Richard Clarke, President George W. Bush's former "counterterrorism czar," accuses the Bush administration of seeking a tie between Iraq and 9/11, and pushing America into an ill-advised war in Iraq. Clarke claims that Bush attempted to "intimidate him" into finding evidence -- which Clarke maintains doesn't exist -- to establish a connection between Saddam Hussein and al Qaeda. Clarke accuses Bush of doing little to combat terrorism pre-9/11.
Fox News' Jim Angle disclosed a tape of an August 2002 briefing by then-Special Adviser to the President for Cyberspace Security Richard Clarke. There, Clarke gave a decidedly different version of the Bush administration's terrorism policy:
Clarke: . . . (T)he Clinton administration had . . . a number of issues on the table since 1998. . . . (T)he Bush administration decided . . . mid-January (2001), to do two things. One, vigorously pursue the existing policy, including all of the lethal covert action findings. . . . The second thing the administration decided to do is to initiate a process to look at those issues which had been on the table for a couple of years and get them decided. . . . (The Bush administration) decided in principle . . . in the spring to add to the existing Clinton strategy and to increase CIA resources, for example, for covert action, five-fold, to go after al Qaeda. (The Bush administration) changed the strategy from one of rollback with al Qaeda over the course (of) five years, which it had been, to a new strategy that called for the rapid elimination of al Qaeda.

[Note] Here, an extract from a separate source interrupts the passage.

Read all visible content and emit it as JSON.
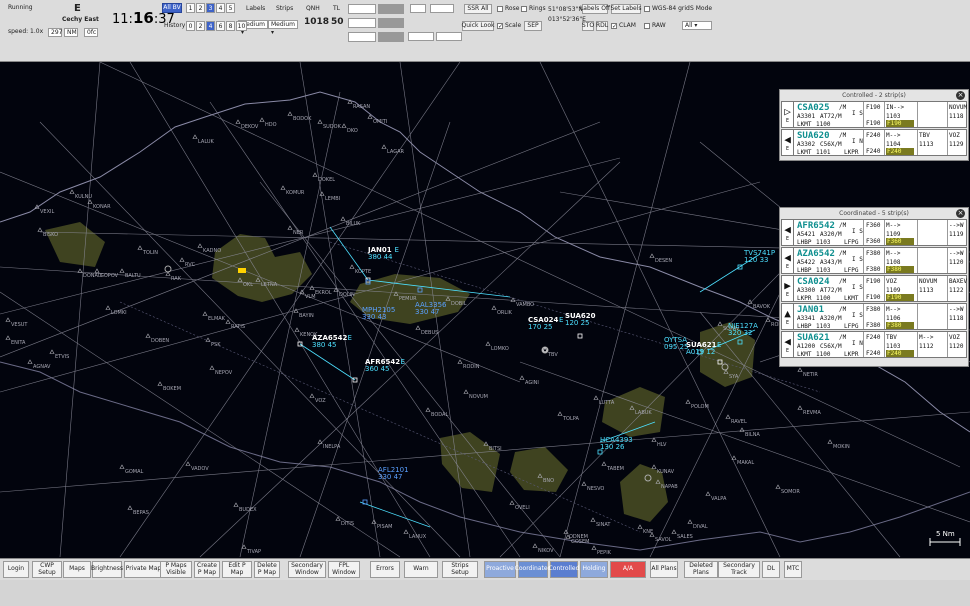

That is in fact the timeline. . . . (T)he Bush administration changed -- began to change Pakistani policy, by a dialogue that said we would be willing to lift sanctions. So we began to offer carrots, which made it possible for the Pakistanis, I think, to begin to realize that they could go down another path, which was to join us and to break away from the Taliban. So that's really how it started . . .
Question: What you're saying is that . . . there was no delay, and that actually the first changes since October of '98 were made in the spring months just after the administration came into office?
Clarke: You got it. That's right. . . . President Bush told us in March to stop swatting at flies and just solve this problem, then that was the strategic direction that changed the NSPD (National Security Presidential Directive) from one of rollback to one of elimination.